To support her arguments, Wendy Priesnitz leans heavily on research linking biomimicry and lifelong learning. Firstly, she observes that humans are the only ones to send their descendants to school to learn to socialize. According to the author, schools only label, categorize and sort. Schools leave traces anchored even among those who reject them.

If we base ourselves on biomimicry, education should become decentralized, self-regulated, cooperative, and would quickly adapt to new conditions with feedback mechanisms. Secondly, the author emphasizes that biomimicry should also be used to design new organizational systems. Thanks to biomimicry, large organizations have already successfully worked on the elaboration of their structure. The author advocates a similar approach with students: an approach in which education would adapt to the changing society in which we live – both in terms of new technologies and social issues – and that would take into account the possibilities of collaboration while transforming the passive student to learning actively throughout life. As the author elaborates, it is now only a few clicks away for anyone who wants it to have access to a wealth of knowledge that allows them to bypass schools; the latter will have to adapt to this new reality.

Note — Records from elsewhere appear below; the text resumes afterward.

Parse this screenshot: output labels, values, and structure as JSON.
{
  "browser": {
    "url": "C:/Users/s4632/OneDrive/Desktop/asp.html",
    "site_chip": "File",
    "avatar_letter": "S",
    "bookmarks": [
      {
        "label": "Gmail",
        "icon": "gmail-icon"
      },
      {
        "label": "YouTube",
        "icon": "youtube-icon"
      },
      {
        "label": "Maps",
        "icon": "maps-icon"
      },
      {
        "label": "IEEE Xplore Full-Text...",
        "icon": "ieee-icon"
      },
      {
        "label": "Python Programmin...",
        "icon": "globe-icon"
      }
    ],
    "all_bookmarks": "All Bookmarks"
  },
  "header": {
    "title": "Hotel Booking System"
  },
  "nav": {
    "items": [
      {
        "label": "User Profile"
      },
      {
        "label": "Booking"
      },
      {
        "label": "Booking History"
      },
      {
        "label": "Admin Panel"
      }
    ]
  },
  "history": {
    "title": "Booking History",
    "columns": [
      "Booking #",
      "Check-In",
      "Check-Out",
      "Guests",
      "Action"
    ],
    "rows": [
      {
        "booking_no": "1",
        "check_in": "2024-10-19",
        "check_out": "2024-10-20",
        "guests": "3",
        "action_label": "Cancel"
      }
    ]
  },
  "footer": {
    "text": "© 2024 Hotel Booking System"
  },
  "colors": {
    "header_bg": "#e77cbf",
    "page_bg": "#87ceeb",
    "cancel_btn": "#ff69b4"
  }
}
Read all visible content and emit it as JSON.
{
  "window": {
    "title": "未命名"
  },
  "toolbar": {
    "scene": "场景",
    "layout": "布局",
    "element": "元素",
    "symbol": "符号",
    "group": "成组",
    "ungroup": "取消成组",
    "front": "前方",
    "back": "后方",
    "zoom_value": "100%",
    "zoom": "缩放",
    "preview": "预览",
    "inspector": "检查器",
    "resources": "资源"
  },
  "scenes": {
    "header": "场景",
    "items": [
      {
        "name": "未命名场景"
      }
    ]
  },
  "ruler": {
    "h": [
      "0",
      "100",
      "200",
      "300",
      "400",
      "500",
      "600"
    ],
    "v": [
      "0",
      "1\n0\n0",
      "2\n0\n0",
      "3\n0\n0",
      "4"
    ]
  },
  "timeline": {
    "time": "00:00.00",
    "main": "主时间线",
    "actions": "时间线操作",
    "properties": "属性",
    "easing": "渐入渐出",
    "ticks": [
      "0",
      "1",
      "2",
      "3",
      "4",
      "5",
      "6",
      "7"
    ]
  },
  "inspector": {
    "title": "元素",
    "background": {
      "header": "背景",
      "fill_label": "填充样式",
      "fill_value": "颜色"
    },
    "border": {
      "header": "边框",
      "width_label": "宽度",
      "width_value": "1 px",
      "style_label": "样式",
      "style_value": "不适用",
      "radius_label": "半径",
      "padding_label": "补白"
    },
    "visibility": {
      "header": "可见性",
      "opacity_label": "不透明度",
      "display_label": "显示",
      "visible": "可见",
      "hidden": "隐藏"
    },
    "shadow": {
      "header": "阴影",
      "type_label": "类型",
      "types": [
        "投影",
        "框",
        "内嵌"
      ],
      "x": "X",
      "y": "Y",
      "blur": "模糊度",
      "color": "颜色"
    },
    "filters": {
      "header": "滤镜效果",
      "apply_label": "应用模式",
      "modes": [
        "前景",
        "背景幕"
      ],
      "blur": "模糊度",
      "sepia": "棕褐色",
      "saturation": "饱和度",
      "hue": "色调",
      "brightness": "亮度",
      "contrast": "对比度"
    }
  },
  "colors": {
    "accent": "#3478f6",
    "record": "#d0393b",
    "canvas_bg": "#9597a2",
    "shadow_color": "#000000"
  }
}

As for critics of learning throughout a lifetime who often argue that young people derived from this model are ill-adapted, Wendy Priesnitz responds that on the contrary these children are accustomed to taking charge of their own learning and their life project. According to the author, they take advantage of all the tools they need to flourish and contribute to the societal evolution that will be necessary, exactly what the current school system does not prepare them for since it is still designed to “mold workers and obedient consumers”.

Wendy Priesnitz wants to promote different choices that people can benefit from while asking them to question the adequacy of these choices within themselves, their families and the planet. According to the author, the era in which we live should push us to rethink the way we live in our families, but also in our communities and on Earth. And, in her opinion, this implies a much more autonomous thought process, education and lifestyle.